Tuesday, 26 January 2021

A Medical Challenge !

 This coronavirus pandemic has so far killed two million people around the world and there is no end in sight,  despite a number of vaccines being either in production or being actively jabbed into the arms of citizens in many countries.

That word " Vaccine " means different things to different people.  Initially, medical science was looking for something that would provide lifetime immunity from the virus as has been the outcome with diseases like polio which ravaged earlier generations.

The vaccines presently on offer come with a lot of small print.  They offer a varying degree of protection, but we are not sure if they simply reduce the effect of the disease or prevent it recurring in milder form if the vaccinated person has the misfortune to again become infected.

What we have learned is that coronavirus has the ability to develop new characteristics according to the surrounding environment, hence we have a distinctly different format emerging in Britain and South Africa, which we hope will be contained by one or all of the vaccines on offer.

These emerging strains have so far not substantially increased the death rate and merely increased the rate of infection from person to person.   What we are seeing is not something new.  Every year we live with a disease that takes a new form that we seek to combat with a differing vaccine formulae each year.

That disease is called " influenza " and so far medical science has not been able to devise any form of permanent vaccine to eradicate it from spreading through the world population each winter.  We try and keep the " flu " under control by way of an annual flu jab which tries to predict what form the disease will take as it moves between the northern and southern hemispheres.

It must be apparent that influenza and coronavirus share a common characteristic and that the vaccines on offer must eventually be supplanted by an annual innoculation that changes periodically to encompass the different strains of coronavirus that are constantly emerging.   It may be possible to combine resistance to both in a common annual jab.

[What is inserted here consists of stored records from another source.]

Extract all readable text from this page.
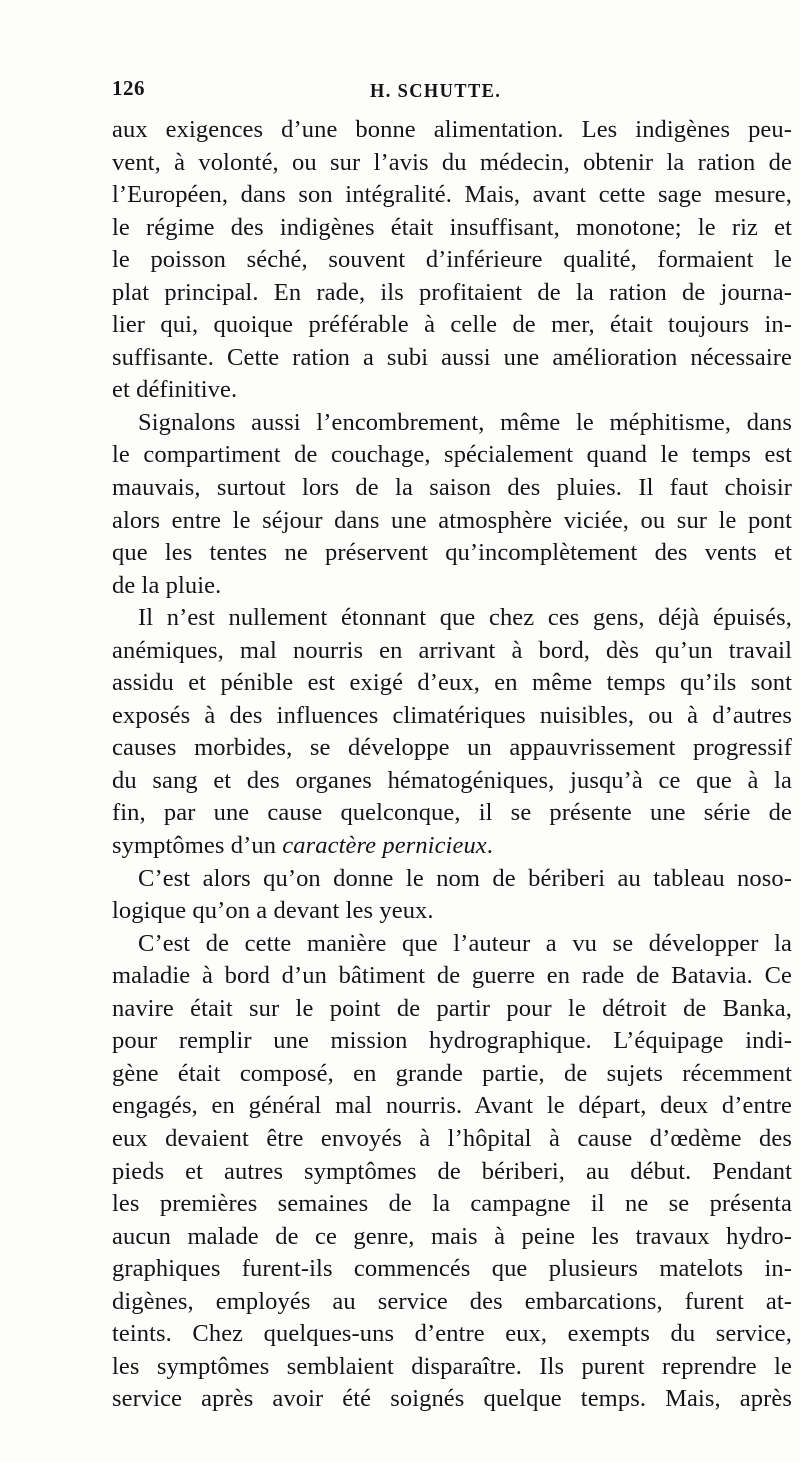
126	H. SCHUTTE.
aux exigences d’une bonne alimentation. Les indigènes peu-
vent, à volonté, ou sur l’avis du médecin, obtenir la ration de
l’Européen, dans son intégralité. Mais, avant cette sage mesure,
le régime des indigènes était insuffisant, monotone; le riz et
le poisson séché, souvent d’inférieure qualité, formaient le
plat principal. En rade, ils profitaient de la ration de journa-
lier qui, quoique préférable à celle de mer, était toujours in-
suffisante. Cette ration a subi aussi une amélioration nécessaire
et définitive.
Signalons aussi l’encombrement, même le méphitisme, dans
le compartiment de couchage, spécialement quand le temps est
mauvais, surtout lors de la saison des pluies. Il faut choisir
alors entre le séjour dans une atmosphère viciée, ou sur le pont
que les tentes ne préservent qu’incomplètement des vents et
de la pluie.
Il n’est nullement étonnant que chez ces gens, déjà épuisés,
anémiques, mal nourris en arrivant à bord, dès qu’un travail
assidu et pénible est exigé d’eux, en même temps qu’ils sont
exposés à des influences climatériques nuisibles, ou à d’autres
causes morbides, se développe un appauvrissement progressif
du sang et des organes hématogéniques, jusqu’à ce que à la
fin, par une cause quelconque, il se présente une série de
symptômes d’un caractère pernicieux.
C’est alors qu’on donne le nom de bériberi au tableau noso-
logique qu’on a devant les yeux.
C’est de cette manière que l’auteur a vu se développer la
maladie à bord d’un bâtiment de guerre en rade de Batavia. Ce
navire était sur le point de partir pour le détroit de Banka,
pour remplir une mission hydrographique. L’équipage indi-
gène était composé, en grande partie, de sujets récemment
engagés, en général mal nourris. Avant le départ, deux d’entre
eux devaient être envoyés à l’hôpital à cause d’œdème des
pieds et autres symptômes de bériberi, au début. Pendant
les premières semaines de la campagne il ne se présenta
aucun malade de ce genre, mais à peine les travaux hydro-
graphiques furent-ils commencés que plusieurs matelots in-
digènes, employés au service des embarcations, furent at-
teints. Chez quelques-uns d’entre eux, exempts du service,
les symptômes semblaient disparaître. Ils purent reprendre le
service après avoir été soignés quelque temps. Mais, après
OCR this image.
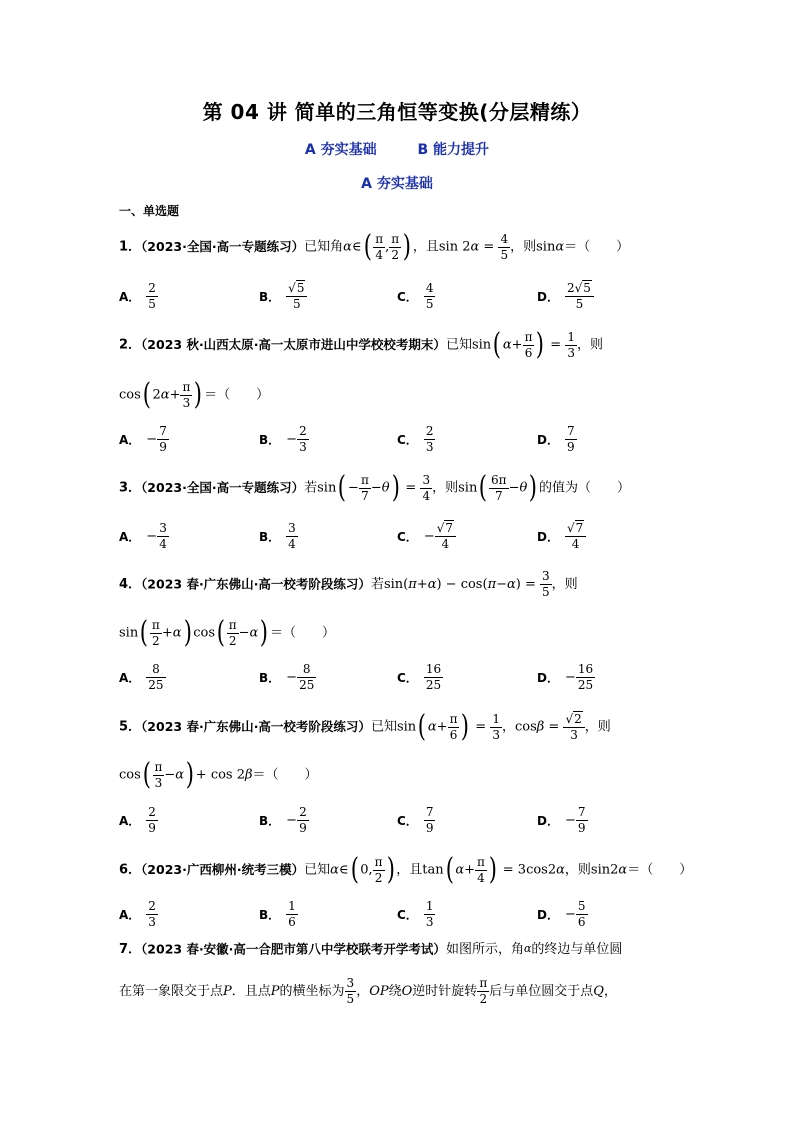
第 04 讲 简单的三角恒等变换(分层精练）
A 夯实基础	B 能力提升
A 夯实基础
一、单选题
1．（2023·全国·高一专题练习）已知角α∈( $\frac{\pi}{4}$ , $\frac{\pi}{2}$ ) ，且$\sin 2\alpha = \frac{4}{5}$ ，则sinα＝（　　）
A． $\frac{2}{5}$	B． $\frac{√5}{5}$	C． $\frac{4}{5}$	D． $\frac{2√5}{5}$
2．（2023 秋·山西太原·高一太原市进山中学校校考期末）已知sin( $\alpha+ \frac{\pi}{6}$ ) = $\frac{1}{3}$ ，则
cos( $2\alpha+ \frac{\pi}{3}$ ) ＝（　　）
A． − $\frac{7}{9}$	B． − $\frac{2}{3}$	C． $\frac{2}{3}$	D． $\frac{7}{9}$
3．（2023·全国·高一专题练习）若$\sin( - \frac{\pi}{7} -\theta) = \frac{3}{4}$ ，则$\sin( \frac{6\pi}{7} -\theta)$ 的值为（　　）
A． − $\frac{3}{4}$	B． $\frac{3}{4}$	C． − $\frac{√7}{4}$	D． $\frac{√7}{4}$
4．（2023 春·广东佛山·高一校考阶段练习）若$\sin(\pi+\alpha) - \cos(\pi-\alpha) = \frac{3}{5}$ ，则
$\sin( \frac{\pi}{2} +\alpha)$ $\cos( \frac{\pi}{2} -\alpha)$ ＝（　　）
A． $\frac{8}{25}$	B． − $\frac{8}{25}$	C． $\frac{16}{25}$	D． − $\frac{16}{25}$
5．（2023 春·广东佛山·高一校考阶段练习）已知sin( $\alpha+ \frac{\pi}{6}$ ) = $\frac{1}{3}$ ，$\cos\beta = \frac{√2}{3}$ ，则
$\cos( \frac{\pi}{3} -\alpha) + \cos 2\beta=$（　　）
A． $\frac{2}{9}$	B． − $\frac{2}{9}$	C． $\frac{7}{9}$	D． − $\frac{7}{9}$
6．（2023·广西柳州·统考三模）已知α∈( 0, $\frac{\pi}{2}$ ) ，且tan( $\alpha+ \frac{\pi}{4}$ ) = 3cos2α，则sin2α＝（　　）
A． $\frac{2}{3}$	B． $\frac{1}{6}$	C． $\frac{1}{3}$	D． − $\frac{5}{6}$
7．（2023 春·安徽·高一合肥市第八中学校联考开学考试）如图所示，角$^\alpha$的终边与单位圆
在第一象限交于点P．且点P的横坐标为 $\frac{3}{5}$ ，OP绕O逆时针旋转 $\frac{\pi}{2}$ 后与单位圆交于点Q，
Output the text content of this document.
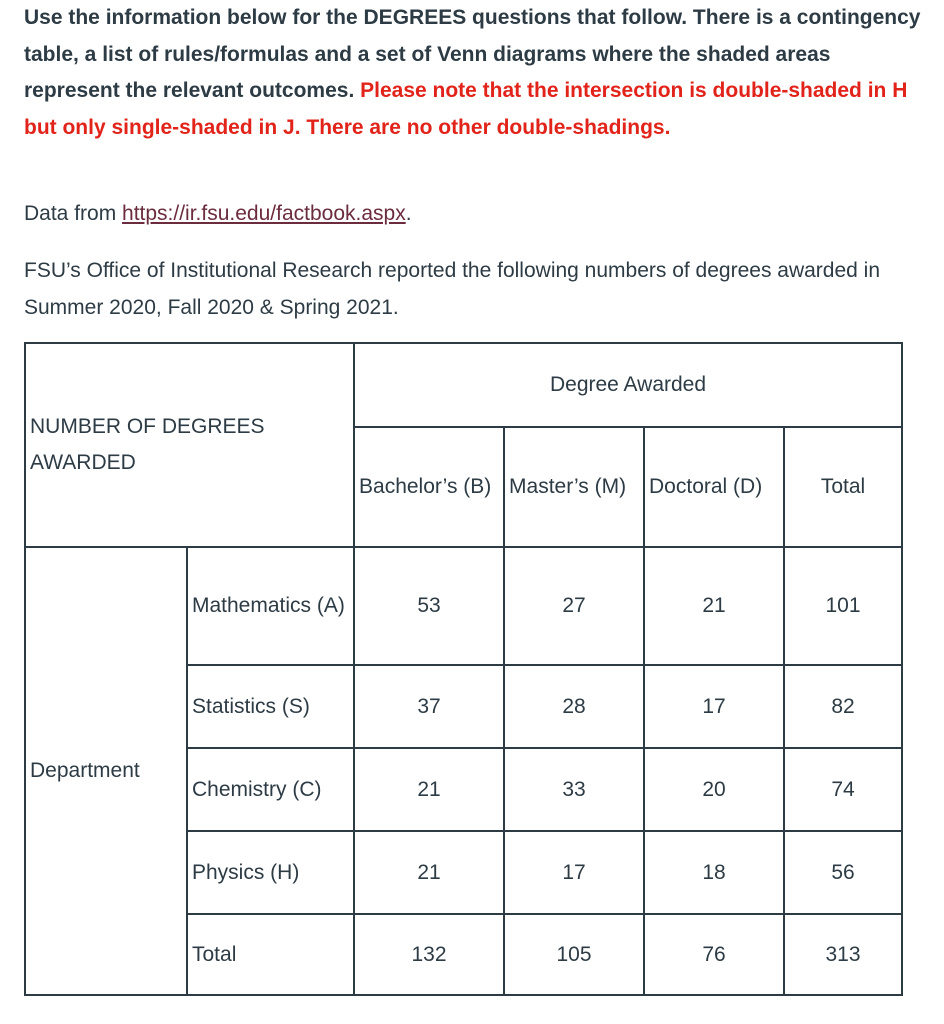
Use the information below for the DEGREES questions that follow. There is a contingency table, a list of rules/formulas and a set of Venn diagrams where the shaded areas represent the relevant outcomes. Please note that the intersection is double-shaded in H but only single-shaded in J. There are no other double-shadings.

Data from https://ir.fsu.edu/factbook.aspx.

FSU’s Office of Institutional Research reported the following numbers of degrees awarded in Summer 2020, Fall 2020 & Spring 2021.

NUMBER OF DEGREES AWARDED		Degree Awarded			
		Bachelor’s (B)	Master’s (M)	Doctoral (D)	Total
Department	Mathematics (A)	53	27	21	101
	Statistics (S)	37	28	17	82
	Chemistry (C)	21	33	20	74
	Physics (H)	21	17	18	56
	Total	132	105	76	313
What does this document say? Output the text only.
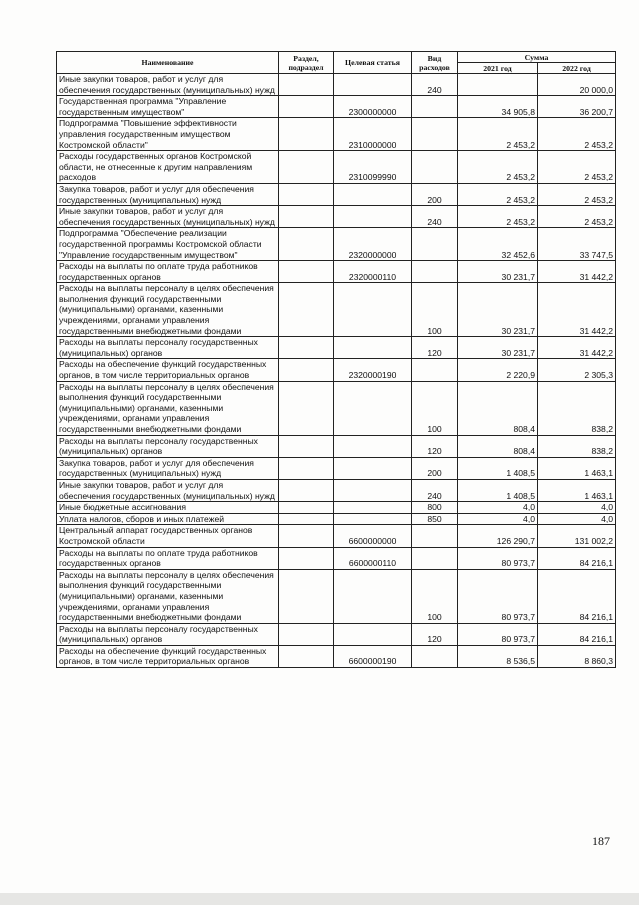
Наименование	Раздел, подраздел	Целевая статья	Вид расходов	Сумма	
				2021 год	2022 год
Иные закупки товаров, работ и услуг для обеспечения государственных (муниципальных) нужд			240		20 000,0
Государственная программа "Управление государственным имуществом"		2300000000		34 905,8	36 200,7
Подпрограмма "Повышение эффективности управления государственным имуществом Костромской области"		2310000000		2 453,2	2 453,2
Расходы государственных органов Костромской области, не отнесенные к другим направлениям расходов		2310099990		2 453,2	2 453,2
Закупка товаров, работ и услуг для обеспечения государственных (муниципальных) нужд			200	2 453,2	2 453,2
Иные закупки товаров, работ и услуг для обеспечения государственных (муниципальных) нужд			240	2 453,2	2 453,2
Подпрограмма "Обеспечение реализации государственной программы Костромской области "Управление государственным имуществом"		2320000000		32 452,6	33 747,5
Расходы на выплаты по оплате труда работников государственных органов		2320000110		30 231,7	31 442,2
Расходы на выплаты персоналу в целях обеспечения выполнения функций государственными (муниципальными) органами, казенными учреждениями, органами управления государственными внебюджетными фондами			100	30 231,7	31 442,2
Расходы на выплаты персоналу государственных (муниципальных) органов			120	30 231,7	31 442,2
Расходы на обеспечение функций государственных органов, в том числе территориальных органов		2320000190		2 220,9	2 305,3
Расходы на выплаты персоналу в целях обеспечения выполнения функций государственными (муниципальными) органами, казенными учреждениями, органами управления государственными внебюджетными фондами			100	808,4	838,2
Расходы на выплаты персоналу государственных (муниципальных) органов			120	808,4	838,2
Закупка товаров, работ и услуг для обеспечения государственных (муниципальных) нужд			200	1 408,5	1 463,1
Иные закупки товаров, работ и услуг для обеспечения государственных (муниципальных) нужд			240	1 408,5	1 463,1
Иные бюджетные ассигнования			800	4,0	4,0
Уплата налогов, сборов и иных платежей			850	4,0	4,0
Центральный аппарат государственных органов Костромской области		6600000000		126 290,7	131 002,2
Расходы на выплаты по оплате труда работников государственных органов		6600000110		80 973,7	84 216,1
Расходы на выплаты персоналу в целях обеспечения выполнения функций государственными (муниципальными) органами, казенными учреждениями, органами управления государственными внебюджетными фондами			100	80 973,7	84 216,1
Расходы на выплаты персоналу государственных (муниципальных) органов			120	80 973,7	84 216,1
Расходы на обеспечение функций государственных органов, в том числе территориальных органов		6600000190		8 536,5	8 860,3
187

What is very clear is that we have failed to develop a cure for coronavirus. Developing effective new medication is a long and complicated process that requires constant testing to discover side effects.  When coronavirus burst onto the scene there was a high degree of urgency and short cuts were accepted and the vaccines on offer now were rushed to market.

What we now face is similar to the work done on influenza.  It will be expensive and time consuming, but it is essential because coronavirus has made the change from the animal world to affecting humans and it may not be the last to cross that barrier.